Norman shrugged his shoulders, laughed with his normal easy good humor and went to his own floor.
On top of the pile of letters beside his plate, next morning, lay a note from Josephine:
"Don't forget your promise about that girl, dear. I've an hour before
lunch, and could see her then. I was out of humor last night. I'm very
penitent this morning. Please forgive me. Maybe I can do something for
her. JOSEPHINE."
Norman read with amused eyes. "Well!" soliloquized he, "I'm not likely to forget that poor little creature again. What a fuss about nothing!"
IV
Many men, possibly a majority, have sufficient equipment for at least a fair measure of success. Yet all but a few are downright failures, passing their lives in helpless dependence, glad to sell themselves for a small part of the value they create. For this there are two main reasons. The first is, as Norman said, that only a few men have the self-restraint to resist the temptings of a small pleasure to-day in order to gain a larger to-morrow or next day. The second is that few men possess the power of continuous concentration. Most of us cannot concentrate at all; any slight distraction suffices to disrupt and destroy the whole train of thought. A good many can concentrate for a few hours, for a week or so, for two or three months. But there comes a small achievement and it satisfies, or a small discouragement and it disheartens. Only to the rare few is given the power to concentrate steadily, year in and year out, through good and evil event or report.

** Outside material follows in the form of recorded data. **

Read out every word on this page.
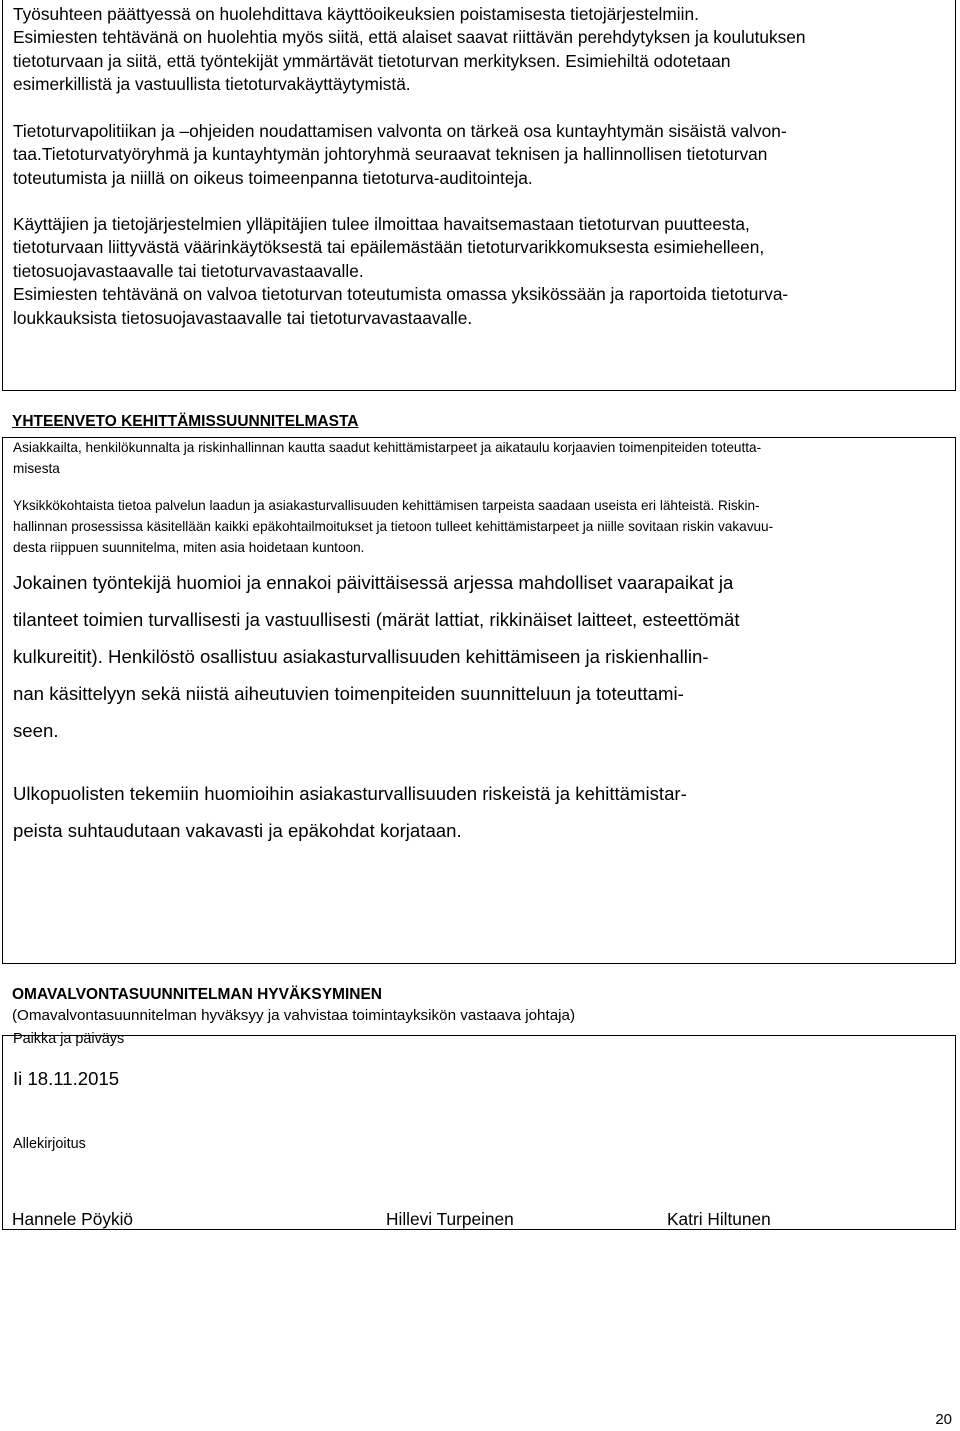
Työsuhteen päättyessä on huolehdittava käyttöoikeuksien poistamisesta tietojärjestelmiin.
Esimiesten tehtävänä on huolehtia myös siitä, että alaiset saavat riittävän perehdytyksen ja koulutuksen
tietoturvaan ja siitä, että työntekijät ymmärtävät tietoturvan merkityksen. Esimiehiltä odotetaan
esimerkillistä ja vastuullista tietoturvakäyttäytymistä.
Tietoturvapolitiikan ja –ohjeiden noudattamisen valvonta on tärkeä osa kuntayhtymän sisäistä valvon-
taa.Tietoturvatyöryhmä ja kuntayhtymän johtoryhmä seuraavat teknisen ja hallinnollisen tietoturvan
toteutumista ja niillä on oikeus toimeenpanna tietoturva-auditointeja.
Käyttäjien ja tietojärjestelmien ylläpitäjien tulee ilmoittaa havaitsemastaan tietoturvan puutteesta,
tietoturvaan liittyvästä väärinkäytöksestä tai epäilemästään tietoturvarikkomuksesta esimiehelleen,
tietosuojavastaavalle tai tietoturvavastaavalle.
Esimiesten tehtävänä on valvoa tietoturvan toteutumista omassa yksikössään ja raportoida tietoturva-
loukkauksista tietosuojavastaavalle tai tietoturvavastaavalle.

YHTEENVETO KEHITTÄMISSUUNNITELMASTA

Asiakkailta, henkilökunnalta ja riskinhallinnan kautta saadut kehittämistarpeet ja aikataulu korjaavien toimenpiteiden toteutta-
misesta
Yksikkökohtaista tietoa palvelun laadun ja asiakasturvallisuuden kehittämisen tarpeista saadaan useista eri lähteistä. Riskin-
hallinnan prosessissa käsitellään kaikki epäkohtailmoitukset ja tietoon tulleet kehittämistarpeet ja niille sovitaan riskin vakavuu-
desta riippuen suunnitelma, miten asia hoidetaan kuntoon.
Jokainen työntekijä huomioi ja ennakoi päivittäisessä arjessa mahdolliset vaarapaikat ja
tilanteet toimien turvallisesti ja vastuullisesti (märät lattiat, rikkinäiset laitteet, esteettömät
kulkureitit). Henkilöstö osallistuu asiakasturvallisuuden kehittämiseen ja riskienhallin-
nan käsittelyyn sekä niistä aiheutuvien toimenpiteiden suunnitteluun ja toteuttami-
seen.
Ulkopuolisten tekemiin huomioihin asiakasturvallisuuden riskeistä ja kehittämistar-
peista suhtaudutaan vakavasti ja epäkohdat korjataan.

OMAVALVONTASUUNNITELMAN HYVÄKSYMINEN

(Omavalvontasuunnitelman hyväksyy ja vahvistaa toimintayksikön vastaava johtaja)

Paikka ja päiväys

Ii 18.11.2015

Allekirjoitus

Hannele Pöykiö	Hillevi Turpeinen	Katri Hiltunen

20
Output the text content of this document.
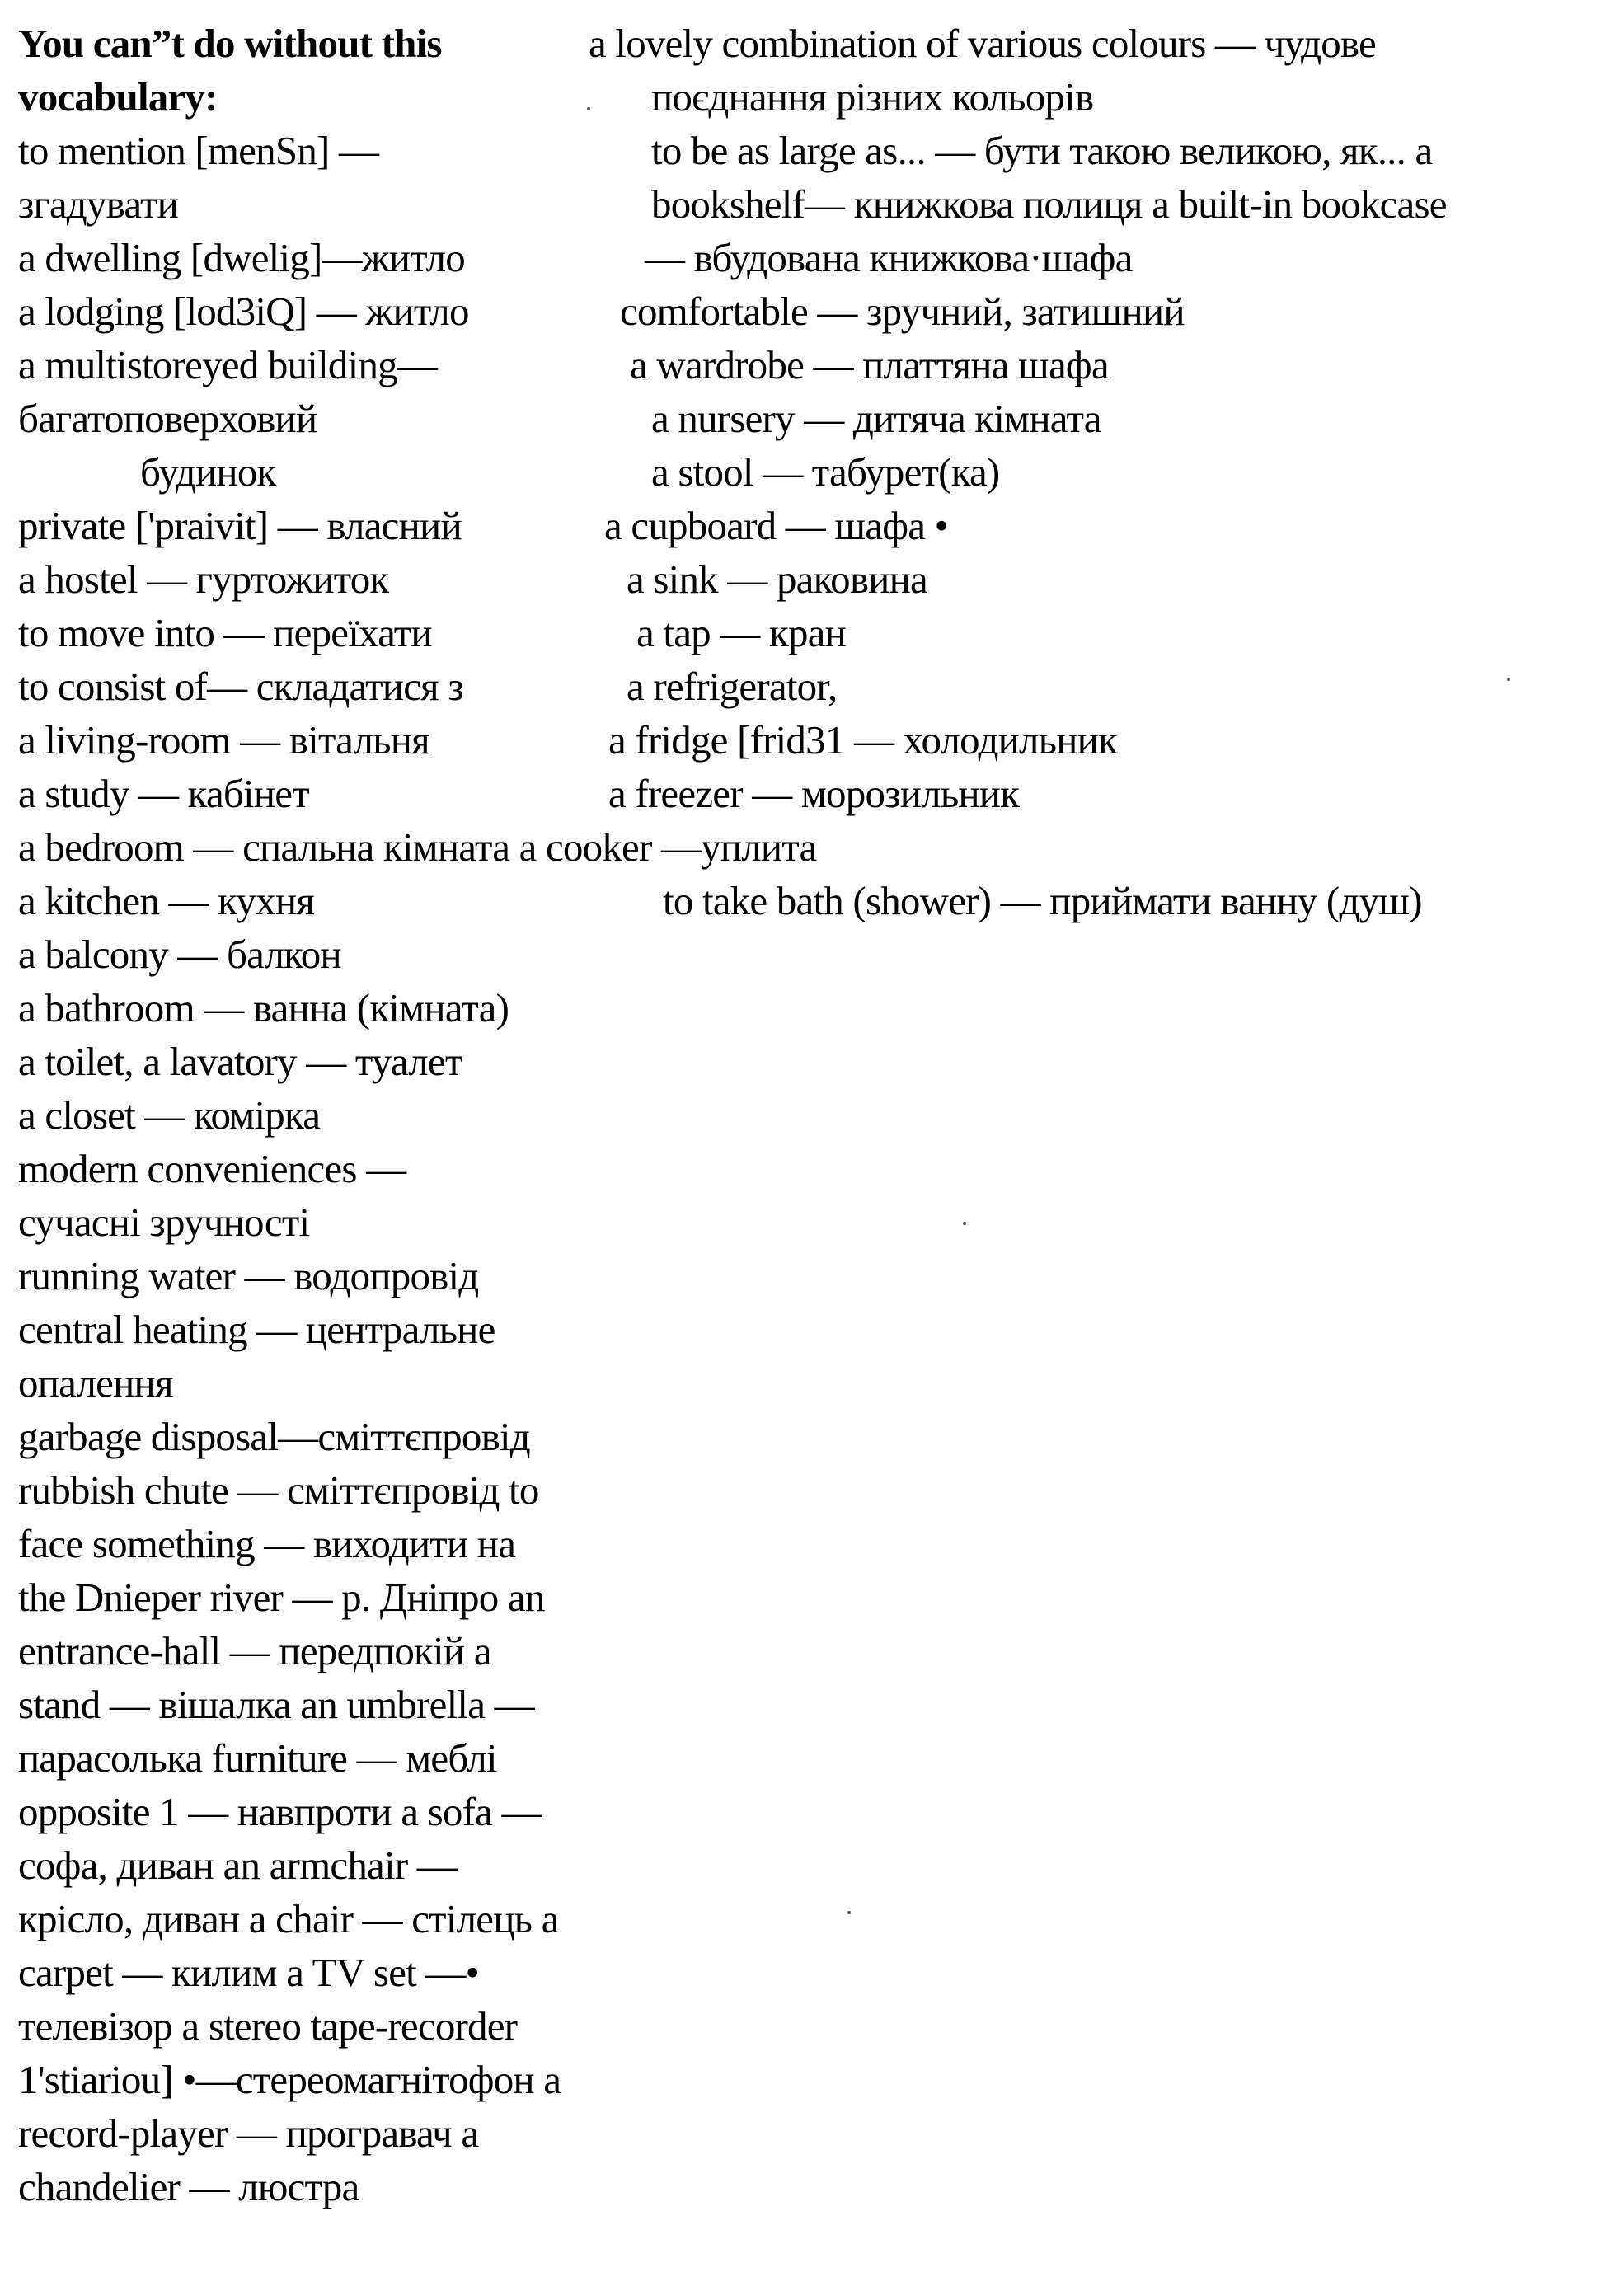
You can”t do without this
vocabulary:
to mention [menSn] —
згадувати
a dwelling [dwelig]—житло
a lodging [lod3iQ] — житло
a multistoreyed building—
багатоповерховий
будинок
private ['praivit] — власний
a hostel — гуртожиток
to move into — переїхати
to consist of— складатися з
a living-room — вітальня
a study — кабінет
a bedroom — спальна кімната a cooker —уплита
a kitchen — кухня
a balcony — балкон
a bathroom — ванна (кімната)
a toilet, a lavatory — туалет
a closet — комірка
modern conveniences —
сучасні зручності
running water — водопровід
central heating — центральне
опалення
garbage disposal—сміттєпровід
rubbish chute — сміттєпровід to
face something — виходити на
the Dnieper river — р. Дніпро an
entrance-hall — передпокій a
stand — вішалка an umbrella —
парасолька furniture — меблі
opposite 1 — навпроти a sofa —
софа, диван an armchair —
крісло, диван a chair — стілець a
carpet — килим a TV set —•
телевізор a stereo tape-recorder
1'stiariou] •—стереомагнітофон a
record-player — програвач a
chandelier — люстра
a lovely combination of various colours — чудове
поєднання різних кольорів
to be as large as... — бути такою великою, як... a
bookshelf— книжкова полиця a built-in bookcase
— вбудована книжкова·шафа
comfortable — зручний, затишний
a wardrobe — платтяна шафа
a nursery — дитяча кімната
a stool — табурет(ка)
a cupboard — шафа •
a sink — раковина
a tap — кран
a refrigerator,
a fridge [frid31 — холодильник
a freezer — морозильник
to take bath (shower) — приймати ванну (душ)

As Norman stepped into his auto to go to the office—he had ridden a horse in the park before breakfast until its hide was streaked with lather—the instant he entered his auto, he discharged his mind of everything but the business before him down town—or, rather, business filled his mind so completely that everything else poured out and away. A really fine mind—a perfect or approximately perfect instrument to the purposes of its possessor—is a marvelous spectacle of order. It is like a vast public library constantly used by large numbers. There are alcoves, rows on rows, shelves on shelves, with the exactest system everywhere prevailing, with the attendants moving about in list-bottomed shoes, fulfilling without the least hesitation or mistake the multitude of directions from the central desk. It is like an admirably drilled army, where there is the nice balance of freedom and discipline that gives mobility without confusion; the divisions, down to files and even units, can be disposed along the line of battle wherever needed, or can be marshaled in reserve for use at the proper moment. Such a mind may be used for good purpose or bad—or for mixed purposes, after the usual fashion in human action. But whatever the service to which it is put, it acts with equal energy and precision. Character—that is a thing apart. The character determines the morality of action; but only the intellect determines the skill of action.
In the offices of that great law firm one of the keenest pleasures of the more intelligent of the staff was watching the workings of Frederick Norman's mind—its ease of movement, its quickness and accuracy, its obedience to the code of mental habits he had fixed for himself. In large part all this was born with the man; but it had been brought to a state of perfection by the most painful labor, by the severest discipline, by years of practice of the sacrifice of small temptations—temptations to waste time and strength on the little pleasant things which result in such heavy bills—bills that bankrupt a man in middle life and send him in old age into the deserts of poverty and contempt.
Such an unique and trivial request as that of Josephine Burroughs being wholly out of his mental habit for down town, he forgot it along with everything else having to do with uptown only—along with Josephine herself, to tell a truth which may pique the woman reader and may be wholly misunderstood by the sentimentalists. By merest accident he was reminded.